Everyone is probably familiar with the 600,000 emails released by Enron after their scandal right at the turn of the century. A lot of different analyses was done on those emails, but there’s one interesting analysis that I didn’t see until recently: the emails with spreadsheets as attachments. Felienne Hermans, a computer scientist at Delft University of Technology in the Netherlands, scoured all the emails that had Excel spreadsheets attached to them and analyzed 15,000 internal Enron spreadsheets to see what patterns existed in the models, formulas, and yes, the errors. After reading her paper, my opinion is that Enron’s spreadsheet errors were not unique to Enron, but could happen at any large company.
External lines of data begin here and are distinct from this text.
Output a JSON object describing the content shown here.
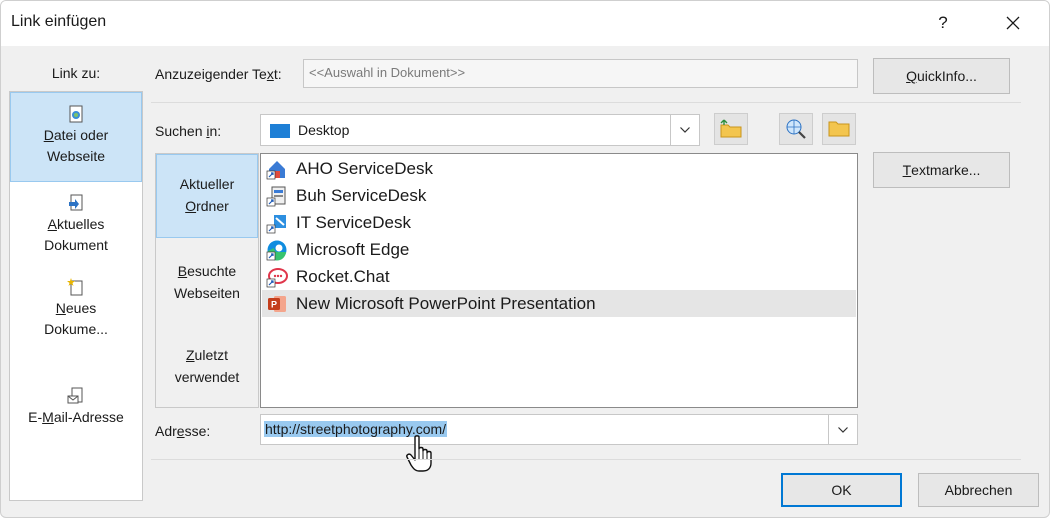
{
  "window": {
    "title": "Link einfügen",
    "help_label": "?"
  },
  "sidebar": {
    "heading": "Link zu:",
    "items": [
      {
        "line1": "Datei oder",
        "line2": "Webseite",
        "underline_char": "D",
        "selected": true
      },
      {
        "line1": "Aktuelles",
        "line2": "Dokument",
        "underline_char": "A",
        "selected": false
      },
      {
        "line1": "Neues",
        "line2": "Dokume...",
        "underline_char": "N",
        "selected": false
      },
      {
        "line1": "E-Mail-Adresse",
        "line2": "",
        "underline_char": "M",
        "selected": false
      }
    ]
  },
  "display_text": {
    "label_pre": "Anzuzeigender Te",
    "label_u": "x",
    "label_post": "t:",
    "value": "<<Auswahl in Dokument>>"
  },
  "quickinfo_button": {
    "label_u": "Q",
    "label_rest": "uickInfo..."
  },
  "search": {
    "label_pre": "Suchen ",
    "label_u": "i",
    "label_post": "n:",
    "value": "Desktop"
  },
  "places": [
    {
      "line1": "Aktueller",
      "line2": "Ordner",
      "selected": true
    },
    {
      "line1": "Besuchte",
      "line2": "Webseiten",
      "selected": false
    },
    {
      "line1": "Zuletzt",
      "line2": "verwendet",
      "selected": false
    }
  ],
  "files": [
    {
      "name": "AHO ServiceDesk",
      "icon": "shortcut-icon"
    },
    {
      "name": "Buh ServiceDesk",
      "icon": "shortcut-icon"
    },
    {
      "name": "IT ServiceDesk",
      "icon": "shortcut-icon"
    },
    {
      "name": "Microsoft Edge",
      "icon": "edge-icon"
    },
    {
      "name": "Rocket.Chat",
      "icon": "rocketchat-icon"
    },
    {
      "name": "New Microsoft PowerPoint Presentation",
      "icon": "powerpoint-icon"
    }
  ],
  "textmarke_button": {
    "label_u": "T",
    "label_rest": "extmarke..."
  },
  "address": {
    "label_pre": "Adr",
    "label_u": "e",
    "label_post": "sse:",
    "value": "http://streetphotography.com/"
  },
  "ok_button": {
    "label": "OK"
  },
  "cancel_button": {
    "label": "Abbrechen"
  },
  "colors": {
    "accent": "#0078d4",
    "selection": "#cce4f7",
    "address_highlight": "#99c9ef"
  }
}
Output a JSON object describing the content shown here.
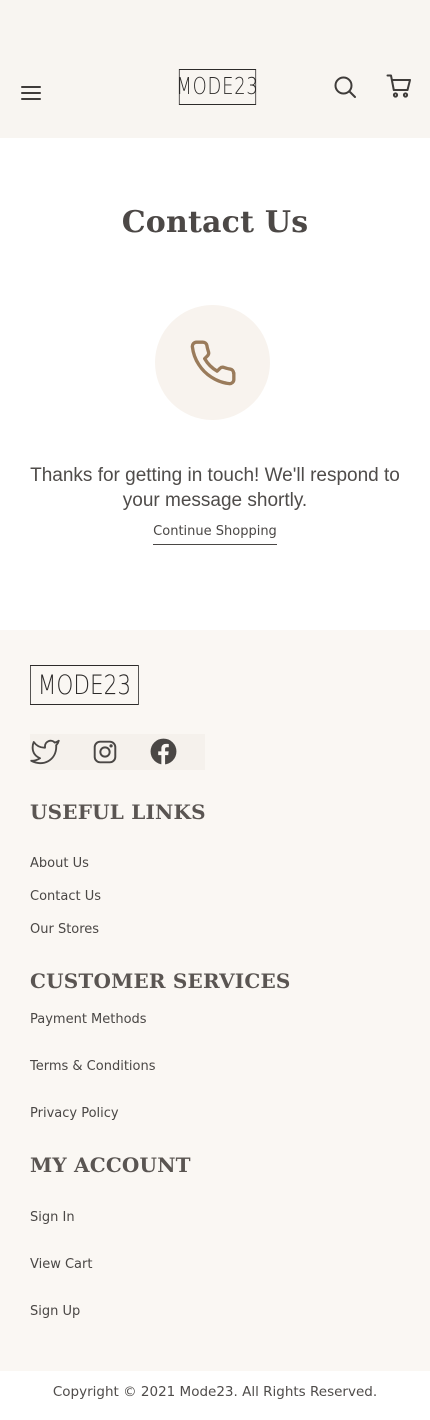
{
  "header": {
    "logo_text": "MODE23"
  },
  "main": {
    "title": "Contact Us",
    "message": "Thanks for getting in touch! We'll respond to your message shortly.",
    "continue_label": "Continue Shopping"
  },
  "footer": {
    "logo_text": "MODE23",
    "sections": [
      {
        "title": "USEFUL LINKS",
        "links": [
          "About Us",
          "Contact Us",
          "Our Stores"
        ]
      },
      {
        "title": "CUSTOMER SERVICES",
        "links": [
          "Payment Methods",
          "Terms & Conditions",
          "Privacy Policy"
        ]
      },
      {
        "title": "MY ACCOUNT",
        "links": [
          "Sign In",
          "View Cart",
          "Sign Up"
        ]
      }
    ],
    "copyright": "Copyright © 2021 Mode23. All Rights Reserved."
  },
  "colors": {
    "header_bg": "#f8f5f1",
    "footer_bg": "#faf7f3",
    "accent_brown": "#9a7b5b",
    "text_dark": "#4a4745"
  },
  "icons": [
    "menu-icon",
    "search-icon",
    "cart-icon",
    "phone-icon",
    "twitter-icon",
    "instagram-icon",
    "facebook-icon"
  ]
}
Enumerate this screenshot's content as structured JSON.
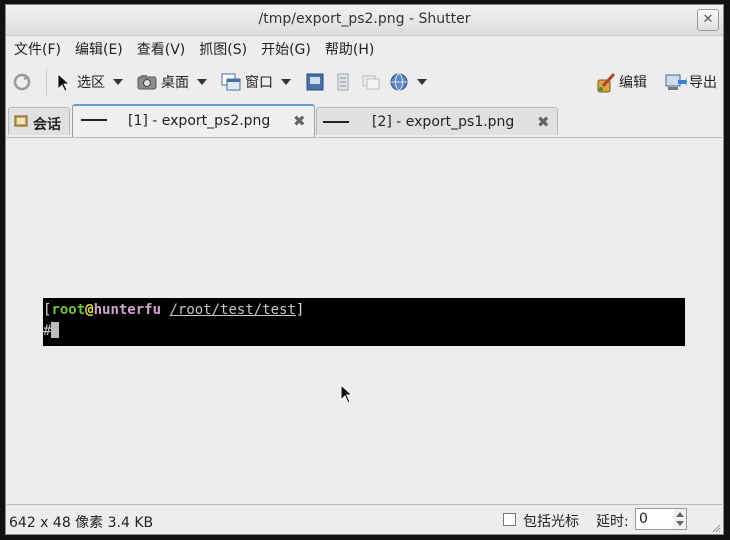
{
  "window": {
    "title": "/tmp/export_ps2.png - Shutter"
  },
  "menu": [
    "文件(F)",
    "编辑(E)",
    "查看(V)",
    "抓图(S)",
    "开始(G)",
    "帮助(H)"
  ],
  "toolbar": {
    "selection": "选区",
    "desktop": "桌面",
    "window": "窗口",
    "edit": "编辑",
    "export": "导出"
  },
  "tabs": {
    "session": "会话",
    "tab1": "[1] - export_ps2.png",
    "tab2": "[2] - export_ps1.png"
  },
  "terminal": {
    "bracket_open": "[",
    "user": "root",
    "at": "@",
    "host": "hunterfu",
    "path": "/root/test/test",
    "bracket_close": "]",
    "prompt": "#"
  },
  "status": {
    "info": "642 x 48 像素  3.4 KB",
    "include_cursor": "包括光标",
    "delay_label": "延时:",
    "delay_value": "0"
  },
  "colors": {
    "user": "#6fc33a",
    "at": "#e8e24a",
    "host": "#cfa4ce",
    "path": "#c8c8c8"
  }
}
24% of Enron’s spreadsheets contain errors
One of the key takeaways from Hermans’ paper that has been cited elsewhere is that 24% of the spreadsheets she analyzed contains an error. These are spreadsheets where there was a “runtime” error, so the errors you typically see when you divide by 0 or make an error in your formula. Here’s a table from the report showing how many of these errors appears in these spreadsheets:
The sheer number of errors is startling:
In total, we have found 2,205 spreadsheets that contained at least one Excel error, which amounts to 24% of all spreadsheets with formulas (14% of all spreadsheets). They together contain 1,662,340 erroneous formulas (49,796 unique ones), which is 585.5 (17.5 unique ones) on average. There were 755 files with over a hundred errors, with the maximum number of errors in one file being 83,273.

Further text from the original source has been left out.